A pioneering scholar and performer of klezmer music, Sapoznik founded the Max and Frieda Weinstein Archives of Recorded Sound at the YIVO Institute for Jewish Research and was its first director from 1982–1994. As an outgrowth of that work, in 1985 Sapoznik started "KlezKamp: The Yiddish Folk Arts Program", the world's most important training venue for practitioners of this nearly lost art and, in 1994, founded Living Traditions to administer it. His "Klezmer! Jewish Music from Old World to Our World" (ISBN 0-02-864574-X), the first book on the history of klezmer music, was the winner of the 2000 ASCAP Deems Taylor Award for Excellence in Music Scholarship.
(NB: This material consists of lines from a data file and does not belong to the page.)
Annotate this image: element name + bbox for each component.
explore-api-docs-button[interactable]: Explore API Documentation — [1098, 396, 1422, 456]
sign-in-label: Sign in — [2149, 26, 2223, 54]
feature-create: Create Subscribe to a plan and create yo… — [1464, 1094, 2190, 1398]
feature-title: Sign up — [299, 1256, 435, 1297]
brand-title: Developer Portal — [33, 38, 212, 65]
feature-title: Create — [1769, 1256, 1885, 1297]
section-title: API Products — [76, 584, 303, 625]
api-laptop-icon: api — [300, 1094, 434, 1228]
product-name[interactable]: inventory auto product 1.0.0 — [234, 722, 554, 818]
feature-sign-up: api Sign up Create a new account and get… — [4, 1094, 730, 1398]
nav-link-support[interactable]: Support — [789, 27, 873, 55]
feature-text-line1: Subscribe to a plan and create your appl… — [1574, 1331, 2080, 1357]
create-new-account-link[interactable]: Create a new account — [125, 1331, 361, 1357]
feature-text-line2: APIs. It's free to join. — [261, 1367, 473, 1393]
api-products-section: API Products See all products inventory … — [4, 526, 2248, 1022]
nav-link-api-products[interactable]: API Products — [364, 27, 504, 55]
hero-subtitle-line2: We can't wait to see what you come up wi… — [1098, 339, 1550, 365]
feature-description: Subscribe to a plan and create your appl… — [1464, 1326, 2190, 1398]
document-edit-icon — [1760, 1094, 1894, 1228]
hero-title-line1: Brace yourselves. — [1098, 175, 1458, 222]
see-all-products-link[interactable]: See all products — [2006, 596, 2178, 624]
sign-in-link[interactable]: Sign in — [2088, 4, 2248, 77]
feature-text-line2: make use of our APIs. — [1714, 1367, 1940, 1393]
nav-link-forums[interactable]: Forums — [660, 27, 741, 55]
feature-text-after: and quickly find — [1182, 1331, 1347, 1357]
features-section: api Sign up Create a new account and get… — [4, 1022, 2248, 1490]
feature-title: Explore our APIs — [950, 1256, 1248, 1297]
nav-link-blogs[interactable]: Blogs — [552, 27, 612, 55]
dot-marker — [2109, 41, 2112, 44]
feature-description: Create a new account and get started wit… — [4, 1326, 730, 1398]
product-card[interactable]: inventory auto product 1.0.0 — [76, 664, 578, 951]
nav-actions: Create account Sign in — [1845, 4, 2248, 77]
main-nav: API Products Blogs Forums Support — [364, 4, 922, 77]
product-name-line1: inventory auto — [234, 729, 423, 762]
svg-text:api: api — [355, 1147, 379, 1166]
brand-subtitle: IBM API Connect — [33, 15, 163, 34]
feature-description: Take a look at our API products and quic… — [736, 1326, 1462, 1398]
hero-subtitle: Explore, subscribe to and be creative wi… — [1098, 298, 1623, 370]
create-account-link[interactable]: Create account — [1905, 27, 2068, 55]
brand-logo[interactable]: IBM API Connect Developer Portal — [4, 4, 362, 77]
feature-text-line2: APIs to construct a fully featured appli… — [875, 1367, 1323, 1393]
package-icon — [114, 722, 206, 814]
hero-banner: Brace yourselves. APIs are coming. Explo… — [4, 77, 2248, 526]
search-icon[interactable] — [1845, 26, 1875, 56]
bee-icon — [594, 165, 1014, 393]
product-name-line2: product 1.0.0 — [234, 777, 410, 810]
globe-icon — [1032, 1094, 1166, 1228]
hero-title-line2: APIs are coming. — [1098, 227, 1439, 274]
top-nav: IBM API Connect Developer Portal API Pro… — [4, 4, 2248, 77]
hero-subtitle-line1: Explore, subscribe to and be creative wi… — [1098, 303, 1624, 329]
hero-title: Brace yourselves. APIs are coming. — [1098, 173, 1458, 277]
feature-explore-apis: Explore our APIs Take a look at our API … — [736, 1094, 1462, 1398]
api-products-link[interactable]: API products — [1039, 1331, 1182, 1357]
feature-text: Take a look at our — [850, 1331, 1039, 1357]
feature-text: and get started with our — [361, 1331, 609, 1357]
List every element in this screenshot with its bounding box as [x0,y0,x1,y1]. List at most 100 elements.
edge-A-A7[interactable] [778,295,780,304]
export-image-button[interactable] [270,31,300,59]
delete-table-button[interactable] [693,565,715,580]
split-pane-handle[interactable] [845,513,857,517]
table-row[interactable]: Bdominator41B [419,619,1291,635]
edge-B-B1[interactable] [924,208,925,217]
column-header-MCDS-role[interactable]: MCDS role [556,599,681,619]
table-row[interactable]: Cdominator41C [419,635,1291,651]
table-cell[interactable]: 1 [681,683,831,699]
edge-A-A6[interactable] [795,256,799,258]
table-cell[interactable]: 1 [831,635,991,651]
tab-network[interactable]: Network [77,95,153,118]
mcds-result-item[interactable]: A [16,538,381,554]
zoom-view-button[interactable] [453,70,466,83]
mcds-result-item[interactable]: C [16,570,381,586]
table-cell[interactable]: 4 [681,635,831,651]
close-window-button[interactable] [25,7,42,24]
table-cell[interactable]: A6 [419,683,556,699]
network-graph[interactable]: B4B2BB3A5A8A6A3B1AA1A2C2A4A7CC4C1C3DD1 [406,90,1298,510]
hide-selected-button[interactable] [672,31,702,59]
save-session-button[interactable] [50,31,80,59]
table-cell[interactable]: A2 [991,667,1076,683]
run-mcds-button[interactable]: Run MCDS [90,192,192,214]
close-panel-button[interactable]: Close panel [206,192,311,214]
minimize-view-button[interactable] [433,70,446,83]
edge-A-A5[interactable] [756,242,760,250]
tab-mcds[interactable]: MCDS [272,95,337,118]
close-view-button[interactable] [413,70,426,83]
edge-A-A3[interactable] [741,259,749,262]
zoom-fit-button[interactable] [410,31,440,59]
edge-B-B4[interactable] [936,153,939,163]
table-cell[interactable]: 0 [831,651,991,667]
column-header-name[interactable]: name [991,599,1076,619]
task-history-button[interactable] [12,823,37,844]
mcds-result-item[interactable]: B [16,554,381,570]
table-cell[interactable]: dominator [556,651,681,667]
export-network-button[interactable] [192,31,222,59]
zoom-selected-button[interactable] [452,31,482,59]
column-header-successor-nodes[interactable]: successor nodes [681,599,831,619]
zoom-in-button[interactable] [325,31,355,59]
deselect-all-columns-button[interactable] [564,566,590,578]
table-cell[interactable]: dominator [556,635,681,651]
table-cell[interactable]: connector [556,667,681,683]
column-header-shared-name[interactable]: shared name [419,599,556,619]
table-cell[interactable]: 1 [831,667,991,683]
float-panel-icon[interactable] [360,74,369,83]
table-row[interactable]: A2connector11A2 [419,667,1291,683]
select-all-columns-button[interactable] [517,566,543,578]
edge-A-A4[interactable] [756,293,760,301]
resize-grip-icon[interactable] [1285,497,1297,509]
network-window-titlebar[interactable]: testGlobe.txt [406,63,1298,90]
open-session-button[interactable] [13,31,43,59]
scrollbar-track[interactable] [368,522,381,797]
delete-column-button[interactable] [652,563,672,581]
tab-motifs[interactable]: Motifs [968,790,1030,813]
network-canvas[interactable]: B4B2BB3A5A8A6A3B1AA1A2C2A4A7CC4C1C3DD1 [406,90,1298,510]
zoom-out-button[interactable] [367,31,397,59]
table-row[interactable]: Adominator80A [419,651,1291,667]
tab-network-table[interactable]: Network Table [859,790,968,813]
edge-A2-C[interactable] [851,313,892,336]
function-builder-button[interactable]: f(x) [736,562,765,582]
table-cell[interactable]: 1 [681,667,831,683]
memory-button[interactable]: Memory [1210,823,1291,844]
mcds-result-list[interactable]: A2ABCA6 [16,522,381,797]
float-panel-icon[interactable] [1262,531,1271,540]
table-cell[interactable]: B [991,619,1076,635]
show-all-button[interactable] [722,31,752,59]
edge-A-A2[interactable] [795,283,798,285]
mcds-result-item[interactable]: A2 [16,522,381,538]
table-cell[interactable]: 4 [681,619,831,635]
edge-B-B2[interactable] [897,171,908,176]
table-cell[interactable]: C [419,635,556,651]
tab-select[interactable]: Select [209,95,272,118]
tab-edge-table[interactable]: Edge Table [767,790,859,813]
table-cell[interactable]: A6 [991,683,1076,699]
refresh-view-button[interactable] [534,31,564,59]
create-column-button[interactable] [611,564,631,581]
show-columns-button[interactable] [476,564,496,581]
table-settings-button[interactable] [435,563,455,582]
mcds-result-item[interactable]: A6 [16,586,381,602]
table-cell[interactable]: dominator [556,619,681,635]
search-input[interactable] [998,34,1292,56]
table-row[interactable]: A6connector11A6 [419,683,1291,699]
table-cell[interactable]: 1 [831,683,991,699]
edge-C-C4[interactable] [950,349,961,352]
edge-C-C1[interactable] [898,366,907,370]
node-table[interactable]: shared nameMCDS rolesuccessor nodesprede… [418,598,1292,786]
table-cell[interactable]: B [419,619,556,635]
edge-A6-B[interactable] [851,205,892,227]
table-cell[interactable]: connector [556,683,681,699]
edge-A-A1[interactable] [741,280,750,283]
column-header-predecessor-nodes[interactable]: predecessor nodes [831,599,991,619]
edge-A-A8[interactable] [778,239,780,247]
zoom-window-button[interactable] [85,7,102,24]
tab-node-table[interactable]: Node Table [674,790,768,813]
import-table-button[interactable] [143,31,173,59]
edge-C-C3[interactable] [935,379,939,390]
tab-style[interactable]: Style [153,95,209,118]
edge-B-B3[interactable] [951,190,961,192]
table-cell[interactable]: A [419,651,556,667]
A Grammy nominated performer/producer, Sapoznik has created 13 reissues of historic recordings of Jewish music, most recently an unprecedented 4 volume CD set of Yiddish 78s 1912–1950 for Sony Columbia Legacy. Nominated for a 2002 Emmy Award for his music score to the documentary film "The Life and Times of Hank Greenberg," His 2005 3 CD anthology of legendary country music pioneer Charlie Poole for Sony Columbia Legacy was nominated for three Grammy awards (Best Historical Album, Best Album Notes, Best Box Design).
In addition to his work in klezmer music, he studied old time music with Tommy Jarrell.